The instructions below assume that the PostgreSQL installation is in your path. If not, you will need to add it to your PATH environment variable. For example:

export PATH=/usr/lib/postgresql/9.5/:$PATH

We use the github events dataset to illustrate the commands below. You can download that dataset by running:

wget http://examples.citusdata.com/github_archive/github_events-2015-01-01-{0..5}.csv.gz
gzip -d github_events-2015-01-01-*.gz

Creating And Distributing Tables

To create a distributed table, you need to first define the table schema. To do so, you can define a table using the CREATE TABLE statement in the same way as you would do with a regular PostgreSQL table.

psql -h localhost -d postgres
CREATE TABLE github_events
(
    event_id bigint,
    event_type text,
    event_public boolean,
    repo_id bigint,
    payload jsonb,
    repo jsonb,
    actor jsonb,
    org jsonb,
    created_at timestamp
);

Next, you can use the master_create_distributed_table() function to specify the table distribution column.

SELECT master_create_distributed_table('github_events', 'repo_id', 'hash');

This function informs Citus that the github_events table should be distributed on the repo_id column (by hashing the column value).

Then, you can create shards for the distributed table on the worker nodes using the master_create_worker_shards() UDF.

SELECT master_create_worker_shards('github_events', 16, 1);

This UDF takes two arguments in addition to the table name; shard count and the replication factor. This example would create a total of sixteen shards where each shard owns a portion of a hash token space and gets replicated on one worker. The shard replica created on the worker has the same table schema, index, and constraint definitions as the table on the master. Once the replica is created, this function saves all distributed metadata on the master.
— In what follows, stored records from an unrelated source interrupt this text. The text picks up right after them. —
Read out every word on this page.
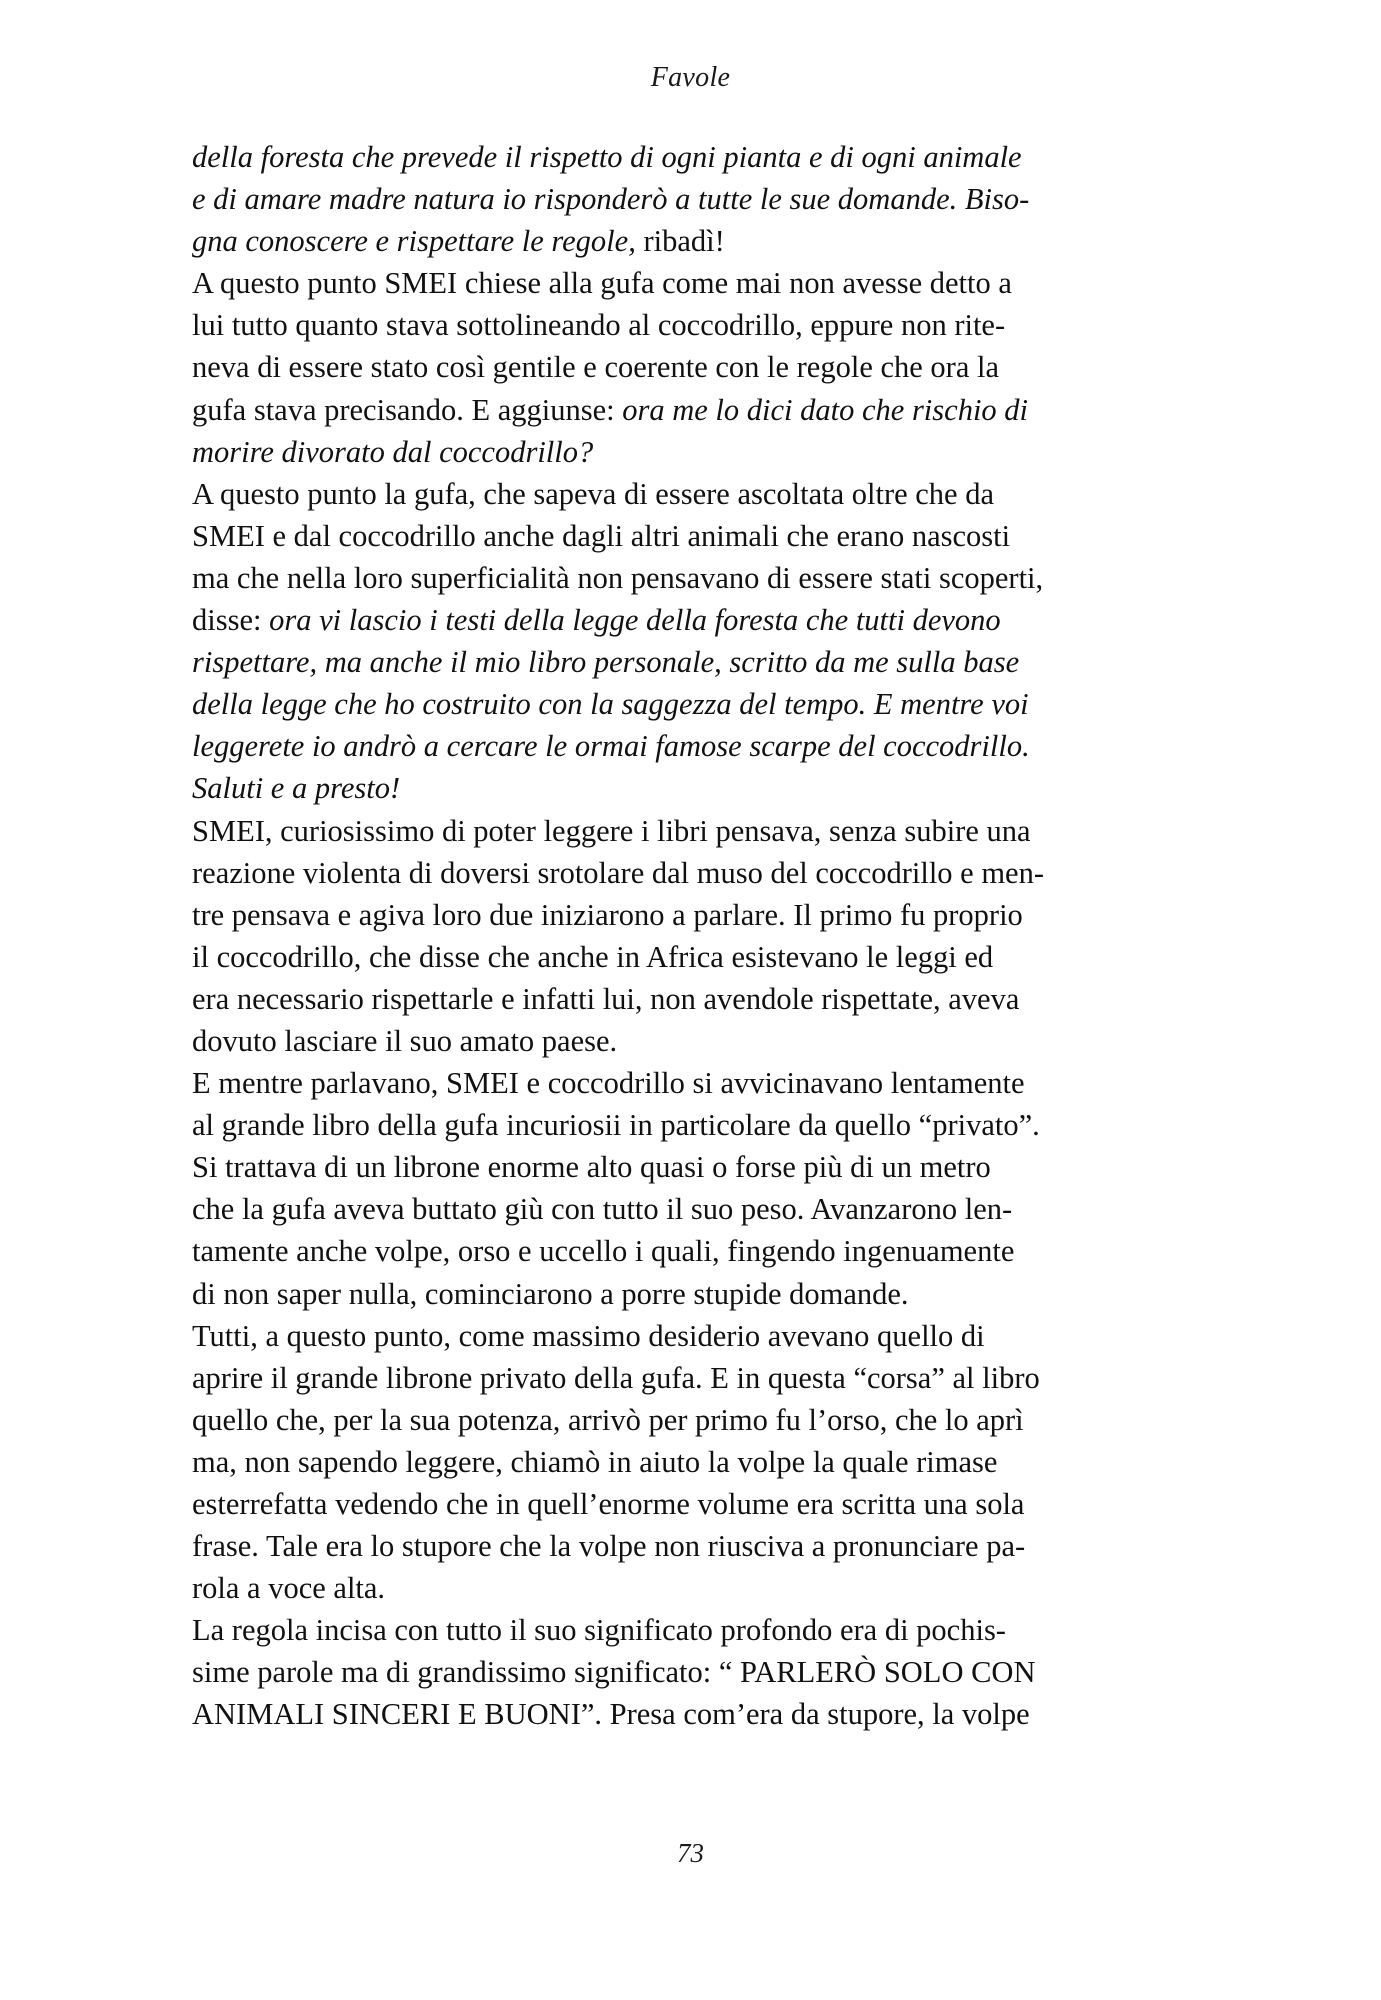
Favole
della foresta che prevede il rispetto di ogni pianta e di ogni animale
e di amare madre natura io risponderò a tutte le sue domande. Biso-
gna conoscere e rispettare le regole, ribadì!
A questo punto SMEI chiese alla gufa come mai non avesse detto a
lui tutto quanto stava sottolineando al coccodrillo, eppure non rite-
neva di essere stato così gentile e coerente con le regole che ora la
gufa stava precisando. E aggiunse: ora me lo dici dato che rischio di
morire divorato dal coccodrillo?
A questo punto la gufa, che sapeva di essere ascoltata oltre che da
SMEI e dal coccodrillo anche dagli altri animali che erano nascosti
ma che nella loro superficialità non pensavano di essere stati scoperti,
disse: ora vi lascio i testi della legge della foresta che tutti devono
rispettare, ma anche il mio libro personale, scritto da me sulla base
della legge che ho costruito con la saggezza del tempo. E mentre voi
leggerete io andrò a cercare le ormai famose scarpe del coccodrillo.
Saluti e a presto!
SMEI, curiosissimo di poter leggere i libri pensava, senza subire una
reazione violenta di doversi srotolare dal muso del coccodrillo e men-
tre pensava e agiva loro due iniziarono a parlare. Il primo fu proprio
il coccodrillo, che disse che anche in Africa esistevano le leggi ed
era necessario rispettarle e infatti lui, non avendole rispettate, aveva
dovuto lasciare il suo amato paese.
E mentre parlavano, SMEI e coccodrillo si avvicinavano lentamente
al grande libro della gufa incuriosii in particolare da quello “privato”.
Si trattava di un librone enorme alto quasi o forse più di un metro
che la gufa aveva buttato giù con tutto il suo peso. Avanzarono len-
tamente anche volpe, orso e uccello i quali, fingendo ingenuamente
di non saper nulla, cominciarono a porre stupide domande.
Tutti, a questo punto, come massimo desiderio avevano quello di
aprire il grande librone privato della gufa. E in questa “corsa” al libro
quello che, per la sua potenza, arrivò per primo fu l’orso, che lo aprì
ma, non sapendo leggere, chiamò in aiuto la volpe la quale rimase
esterrefatta vedendo che in quell’enorme volume era scritta una sola
frase. Tale era lo stupore che la volpe non riusciva a pronunciare pa-
rola a voce alta.
La regola incisa con tutto il suo significato profondo era di pochis-
sime parole ma di grandissimo significato: “ PARLERÒ SOLO CON
ANIMALI SINCERI E BUONI”. Presa com’era da stupore, la volpe
73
Each created shard is assigned a unique shard id and all its replicas have the same shard id. Each shard is represented on the worker node as a regular PostgreSQL table with name ‘tablename_shardid’ where tablename is the name of the distributed table and shardid is the unique id assigned to that shard. You can connect to the worker postgres instances to view or run commands on individual shards.

After creating the worker shard, you are ready to insert data into the distributed table and run queries on it. You can also learn more about the UDFs used in this section in the User Defined Functions Reference of our documentation.

Dropping Tables

You can use the standard PostgreSQL DROP TABLE command to remove your distributed tables. As with regular tables, DROP TABLE removes any indexes, rules, triggers, and constraints that exist for the target table. In addition, it also drops the shards on the worker nodes and cleans up their metadata.

DROP TABLE github_events;